Peratis remembers that she used to pass Roger Baldwin, the founder of the ACLU at the other end of the ACLU offices. Though she considered him a living legend, on one occasion she approached and directly asked Baldwin why he didn't come around to WRP more often. "He told me he didn't know it was allowed," she claims. As Peratis explains, "People were scared to death of us. They thought we would bite their heads off!"

When WRP won Turner v. Dept. of Employment Security, a Supreme Court case that struck down a law that made pregnant women ineligible for unemployment benefits during maternity leave, the story was reported on the front page of the New York Times—above the fold, Peratis points out. The article quoted Peratis and noted that she was pregnant during the litigation. Aryeh Neier, then executive director of the ACLU, remarked, "Only the queen of England and Kathleen Peratis have their pregnancies announced in the New York Times."
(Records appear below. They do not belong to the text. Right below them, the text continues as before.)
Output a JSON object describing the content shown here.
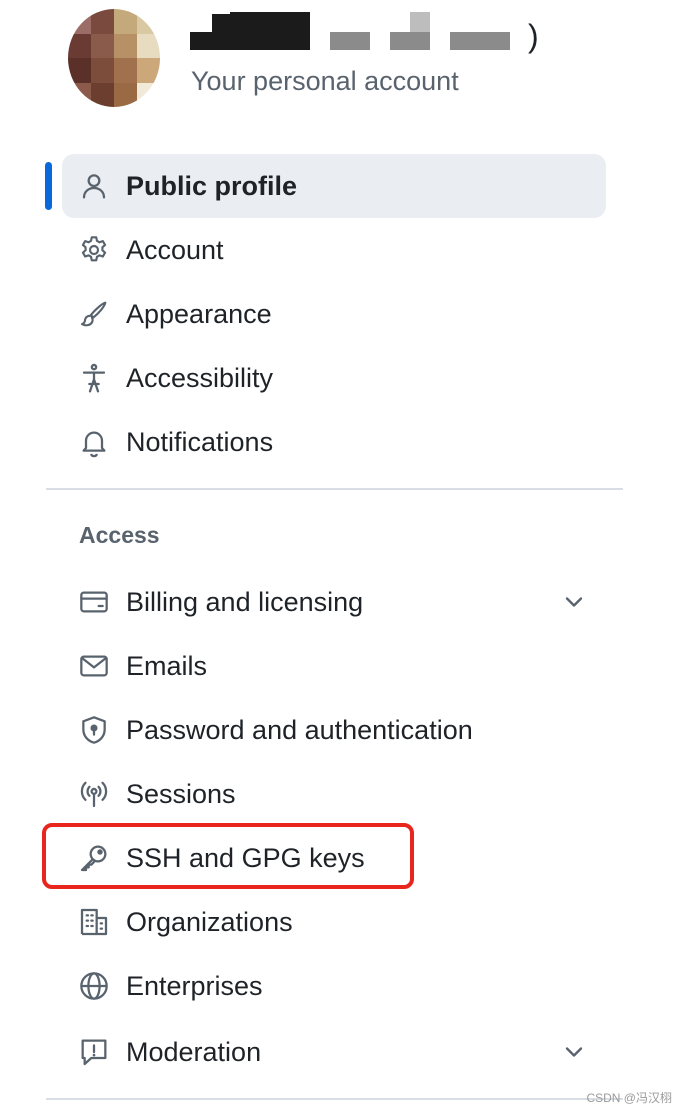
{
  "header": {
    "subtitle": "Your personal account",
    "name_tail": ")"
  },
  "nav": {
    "items": [
      {
        "label": "Public profile",
        "icon": "person-icon"
      },
      {
        "label": "Account",
        "icon": "gear-icon"
      },
      {
        "label": "Appearance",
        "icon": "paintbrush-icon"
      },
      {
        "label": "Accessibility",
        "icon": "accessibility-icon"
      },
      {
        "label": "Notifications",
        "icon": "bell-icon"
      }
    ],
    "access_heading": "Access",
    "access_items": [
      {
        "label": "Billing and licensing",
        "icon": "credit-card-icon"
      },
      {
        "label": "Emails",
        "icon": "mail-icon"
      },
      {
        "label": "Password and authentication",
        "icon": "shield-lock-icon"
      },
      {
        "label": "Sessions",
        "icon": "broadcast-icon"
      },
      {
        "label": "SSH and GPG keys",
        "icon": "key-icon"
      },
      {
        "label": "Organizations",
        "icon": "organization-icon"
      },
      {
        "label": "Enterprises",
        "icon": "globe-icon"
      },
      {
        "label": "Moderation",
        "icon": "report-icon"
      }
    ]
  },
  "watermark": "CSDN @冯汉栩",
  "colors": {
    "active_indicator": "#0969da",
    "active_background": "#eaedf1",
    "highlight_box": "#e8261d"
  }
}
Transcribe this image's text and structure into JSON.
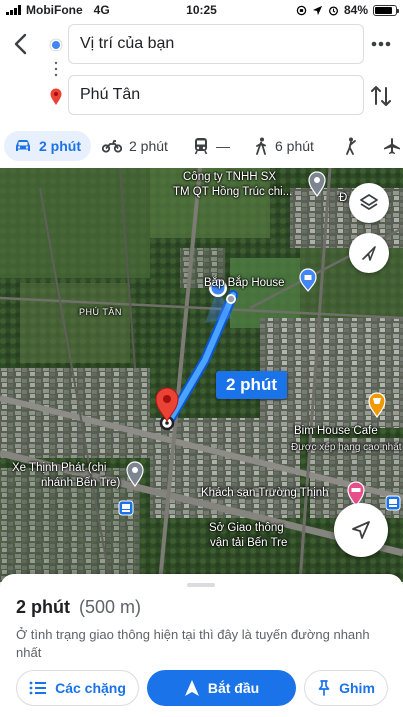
{
  "status_bar": {
    "carrier": "MobiFone",
    "network": "4G",
    "time": "10:25",
    "battery": "84%",
    "battery_level": 0.84
  },
  "search": {
    "origin": "Vị trí của bạn",
    "destination": "Phú Tân"
  },
  "modes": [
    {
      "icon": "car-icon",
      "label": "2 phút",
      "active": true
    },
    {
      "icon": "motorbike-icon",
      "label": "2 phút"
    },
    {
      "icon": "transit-icon",
      "label": "—"
    },
    {
      "icon": "walk-icon",
      "label": "6 phút"
    },
    {
      "icon": "ride-icon",
      "label": ""
    },
    {
      "icon": "flight-icon",
      "label": ""
    }
  ],
  "map": {
    "eta_badge": "2 phút",
    "labels": {
      "company_1": "Công ty TNHH SX",
      "company_2": "TM QT Hồng Trúc chi...",
      "company_edge": "Đ",
      "bap_house": "Bắp Bắp House",
      "area": "PHÚ TÂN",
      "bim_house": "Bim House Cafe",
      "bim_house_rating": "Được xếp hạng cao nhất",
      "xe_1": "Xe Thịnh Phát (chi",
      "xe_2": "nhánh Bến Tre)",
      "hotel": "Khách sạn Trường Thịnh",
      "so_1": "Sở Giao thông",
      "so_2": "vận tải Bến Tre"
    },
    "colors": {
      "route": "#1a73e8",
      "destination_pin": "#ea4335",
      "hotel_pin": "#e84f8a",
      "cafe_pin": "#f29900"
    }
  },
  "sheet": {
    "duration": "2 phút",
    "distance": "(500 m)",
    "description": "Ở tình trạng giao thông hiện tại thì đây là tuyến đường nhanh nhất",
    "steps_label": "Các chặng",
    "start_label": "Bắt đầu",
    "pin_label": "Ghim"
  }
}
Through it all, Peratis was an optimist. "We thought it would never end," she says of the tide of women"s rights advances. She and others believed civil rights victories for women would continue until there was nothing left to litigate. "I was young and stupid; I didn't understand about pendulums," she sighs. In past years, Peratis says she has witnessed "such a reverse, such an about-face," and she expresses concern for the rights of women in the workplace, reproductive freedom, and the rights of lesbian, bisexual, and transsexual women. Peratis continues to fight for these rights today, as a partner at the employment law firm Outten & Golden, where she represents plaintiffs in discrimination cases, including two cases the firm is currently co-counseling with WRP.